Nigeria sees cash shortage amid push for redesigned currency
ABUJA, Nigeria (AP) — Nigeria's push to replace its paper money with newly designed currency notes has created a shortage of cash, leaving people unable to buy what they need and forcing businesses to close across the West African nation, experts and business groups said.
The Central Bank of Nigeria says the redesigned denominations of 200 (US$0.43), 500 (US$1.08) and 1,000 naira (US$2.17) notes and new limits on large cash withdrawals would help curb money laundering and make digital payments the norm in Africa's biggest economy.
But the process to replace the old currency notes is “rushed,” and commercial banks don't have enough new cash to give to customers, pushing demand higher than supply, said Ayokunle Olubunmi with Nigeria's main ratings agency, Agusto and Co.
The central bank “doesn't want us to be spending cash; they want us to be doing transactions electronically, but you can't legislate a change in behaviour,” Olubunmi said.

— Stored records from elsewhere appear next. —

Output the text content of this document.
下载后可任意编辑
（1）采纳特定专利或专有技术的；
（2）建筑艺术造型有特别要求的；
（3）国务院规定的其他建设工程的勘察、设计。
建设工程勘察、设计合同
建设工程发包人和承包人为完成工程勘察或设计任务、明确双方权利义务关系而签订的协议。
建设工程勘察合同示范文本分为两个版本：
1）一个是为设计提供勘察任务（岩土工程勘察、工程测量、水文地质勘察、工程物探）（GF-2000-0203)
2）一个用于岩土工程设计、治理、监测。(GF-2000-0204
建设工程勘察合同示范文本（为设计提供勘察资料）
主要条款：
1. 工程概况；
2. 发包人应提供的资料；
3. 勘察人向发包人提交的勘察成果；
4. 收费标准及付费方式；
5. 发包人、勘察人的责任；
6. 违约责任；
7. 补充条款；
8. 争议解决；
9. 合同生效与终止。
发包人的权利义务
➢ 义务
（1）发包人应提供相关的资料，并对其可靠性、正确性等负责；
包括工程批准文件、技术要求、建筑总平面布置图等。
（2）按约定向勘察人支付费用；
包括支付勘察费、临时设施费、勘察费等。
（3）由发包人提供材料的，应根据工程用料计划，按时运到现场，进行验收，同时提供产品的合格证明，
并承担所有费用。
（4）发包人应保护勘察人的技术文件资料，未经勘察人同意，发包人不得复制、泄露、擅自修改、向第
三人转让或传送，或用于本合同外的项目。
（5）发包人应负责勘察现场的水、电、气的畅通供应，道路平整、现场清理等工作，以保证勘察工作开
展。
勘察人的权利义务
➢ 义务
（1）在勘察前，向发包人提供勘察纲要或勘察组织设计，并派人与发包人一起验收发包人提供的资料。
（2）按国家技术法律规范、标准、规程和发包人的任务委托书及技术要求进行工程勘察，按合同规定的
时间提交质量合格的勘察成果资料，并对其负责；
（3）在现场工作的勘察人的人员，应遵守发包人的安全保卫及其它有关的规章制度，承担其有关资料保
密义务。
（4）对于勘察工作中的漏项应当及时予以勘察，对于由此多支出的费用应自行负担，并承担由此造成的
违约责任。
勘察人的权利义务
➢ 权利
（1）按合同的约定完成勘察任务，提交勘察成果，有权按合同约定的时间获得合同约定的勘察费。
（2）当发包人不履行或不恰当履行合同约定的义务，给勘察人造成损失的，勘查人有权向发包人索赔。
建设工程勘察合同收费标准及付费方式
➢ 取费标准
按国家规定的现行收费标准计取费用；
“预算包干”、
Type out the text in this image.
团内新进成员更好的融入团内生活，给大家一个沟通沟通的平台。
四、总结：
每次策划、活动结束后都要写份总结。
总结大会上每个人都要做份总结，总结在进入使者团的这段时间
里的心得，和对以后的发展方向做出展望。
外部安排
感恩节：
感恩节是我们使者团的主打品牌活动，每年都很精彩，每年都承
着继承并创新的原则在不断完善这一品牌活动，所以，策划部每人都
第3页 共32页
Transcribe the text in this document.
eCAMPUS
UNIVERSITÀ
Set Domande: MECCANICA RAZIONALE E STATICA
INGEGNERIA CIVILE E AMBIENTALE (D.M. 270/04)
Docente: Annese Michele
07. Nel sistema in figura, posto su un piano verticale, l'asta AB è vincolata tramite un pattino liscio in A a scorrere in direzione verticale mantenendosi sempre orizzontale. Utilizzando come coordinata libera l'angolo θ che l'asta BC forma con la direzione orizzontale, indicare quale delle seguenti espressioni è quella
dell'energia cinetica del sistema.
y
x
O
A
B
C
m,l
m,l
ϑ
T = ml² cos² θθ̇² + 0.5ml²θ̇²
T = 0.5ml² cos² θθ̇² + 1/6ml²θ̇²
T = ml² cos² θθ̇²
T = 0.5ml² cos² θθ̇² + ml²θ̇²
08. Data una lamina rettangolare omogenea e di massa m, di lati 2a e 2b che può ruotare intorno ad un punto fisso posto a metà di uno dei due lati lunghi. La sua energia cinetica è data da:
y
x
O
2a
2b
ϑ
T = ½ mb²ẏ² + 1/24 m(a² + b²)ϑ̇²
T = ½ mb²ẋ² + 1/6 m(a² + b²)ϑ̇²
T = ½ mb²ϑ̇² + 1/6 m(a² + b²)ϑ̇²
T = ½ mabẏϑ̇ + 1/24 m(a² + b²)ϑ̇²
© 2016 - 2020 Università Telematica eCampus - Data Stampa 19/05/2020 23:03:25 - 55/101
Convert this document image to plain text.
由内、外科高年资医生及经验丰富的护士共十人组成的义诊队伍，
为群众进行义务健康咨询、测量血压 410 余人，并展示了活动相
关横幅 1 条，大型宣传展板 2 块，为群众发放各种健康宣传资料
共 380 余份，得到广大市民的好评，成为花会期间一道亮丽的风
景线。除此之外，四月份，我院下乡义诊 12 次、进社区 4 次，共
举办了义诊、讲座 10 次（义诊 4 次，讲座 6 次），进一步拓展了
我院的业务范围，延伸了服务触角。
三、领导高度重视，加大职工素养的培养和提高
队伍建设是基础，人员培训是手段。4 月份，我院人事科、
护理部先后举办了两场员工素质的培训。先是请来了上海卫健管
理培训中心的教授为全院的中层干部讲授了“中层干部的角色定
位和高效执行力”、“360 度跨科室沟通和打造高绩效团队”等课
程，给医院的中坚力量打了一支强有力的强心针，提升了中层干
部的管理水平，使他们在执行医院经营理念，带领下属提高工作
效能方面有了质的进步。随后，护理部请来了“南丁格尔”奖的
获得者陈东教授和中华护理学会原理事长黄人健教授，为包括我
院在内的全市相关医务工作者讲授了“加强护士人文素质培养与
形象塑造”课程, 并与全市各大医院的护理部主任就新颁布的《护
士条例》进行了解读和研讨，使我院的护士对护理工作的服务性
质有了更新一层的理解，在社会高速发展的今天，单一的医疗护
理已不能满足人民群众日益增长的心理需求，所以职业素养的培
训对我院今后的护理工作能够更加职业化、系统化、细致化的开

“You have to make people see reasons and ensure those channels are reliable.”
The government is pushing for a cashless economy that is more inclusive and says the changes will drive economic growth.
Critics are sceptical, pointing to decades of chronic corruption in which government officials are known to loot public funds and create more hardship for the many struggling with poverty.
As of October, more than 80% of the 3.2 trillion naira (US$7.2 billion) in circulation in Nigeria was in private hands, but 75% of that has now been deposited with financial institutions, the central bank governor, Godwin Emefiele, said over the weekend.
He extended the deadline for Nigerians to deposit their old banknotes by 10 days, to February 10.
Even as more Nigerians deposit old currency in banks, The Associated Press found some financial institutions were still issuing the outdated notes to customers as of Monday. Bank customers told the AP that they are allowed to withdraw very little cash and face high bank charges for each transaction.